Friday, 7 January 2011

Law

Been challenged to think about Paul's comments regarding civil authorities and the wider issue of the law (see Romans 13:1-7). The way we interpret these passsages leads us to very different positions in terms of those in authority and the role of the law. In one direction we end up with the 'Divine right of Kings' and a legal framework that seeks to impose types & standards of behaviour according to religious belief. In the other direction we end up with a legal framework which is entirely based on the pragmatic functioning of society. I suspect that Christians mostly default to a position nearer the former than the latter. Instinctively we look at the bible, read the old testament and presume that a religous framework for our laws is right. Then we look at the supposed halcyon days of Britain under it's 'Christian' laws and the assumptions are reinforced.

Yet surely the message Paul comes back to time and again is that law is powerless to actually change us? God gave the law, not in the hope that it would lead to a better world but as a means of reflecting how far away from that better world human behaviour takes us. Of course within the whole law there were purely civil regulations that were founded in the charatcer of God; cities of refuge, the welfare rules surrounding harvest etc. But in the New Testament, Jesus persistently points not at the external law, but at at the internal heart. Isn't it the case that the message is not about the external imposition of Godly behaviour, but the internal belief that transforms our behaviour? 

In which case, where does that leave the legal system? This is not academic or simply a philosophical nicety. Should the law be based on morality, on right and wrong as defined by religous values, or simply be an expression of what allows society to function as effectively as possible in a fallen world?

My personal view is strongly the latter.
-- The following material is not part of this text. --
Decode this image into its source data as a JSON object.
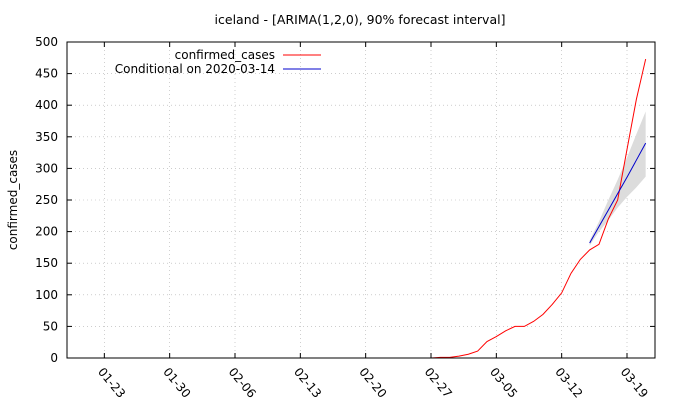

Such a position allows us to ask pragmatic questions such as whether society would be safer if we legalised drugs. If we start from a position that the law has to represent God's wisdom, then we will prohibit anything that is harmful to the individual or society. But in such a model all we can do is police, enforce and condemn....

I know too little about the underlying statistics and trends to know, but I would be very interested to hear from those who do... Would there be less crime, would more people be rehabiliated, would fewer people die, if we legalised and licenced the sale and use of drugs? Would some girls and women be safer if prostitution was regulated and licenced? In neither case am I suggesting that these are good things, but given the fallen world we in which we live, is it not at least appropriate to ask these questions?

It's a dilemma epitomised by the Catholic Church's response to the Aids crisis in Africa. By imposing a standard of behaviour that is unsustainable without redemption, thousands of people have lost their lives.. The message of abstention and the prohibition on the use of condoms simply do not work in a fallen world, yet the imposition of these standards led to far more people contracting HIV than would otherwise have been the case.

Surely a better approach is to allow the authorities to create a legal framework that facilitates civil cooperation within a safe structure and allow the church to get on with modelling a better way underpinned by the love of Christ?

What do you think? Am I being hopelessly liberal, or pragmatically relevant?

1 comment:

  1. Laws force people to act in particular ways - they don't change people. Laws which are more in line with the Kingdom of God may, at best, force people to behave in a more 'godly' way but if hearts are not changed this is purely external behaviour and I would say that the system was no closer to the Kingdom of God than laws which are appartently less 'godly'. In fact one is left wondering why Jesus concluded that the Pharisees, who were the guardians and enforcers of the ‘right’ laws in first-century Jewish culture, were farther from the Kingdom of God than prostitutes, tax collectors and other law-breakers (Mt 21:31). Laws are there to keep people safe and limit damage. It's up to those of us who profess to live in the Kingdom of God to follow the laws of the land and demonstrate the far more radical solution to the problems all around us: Christ.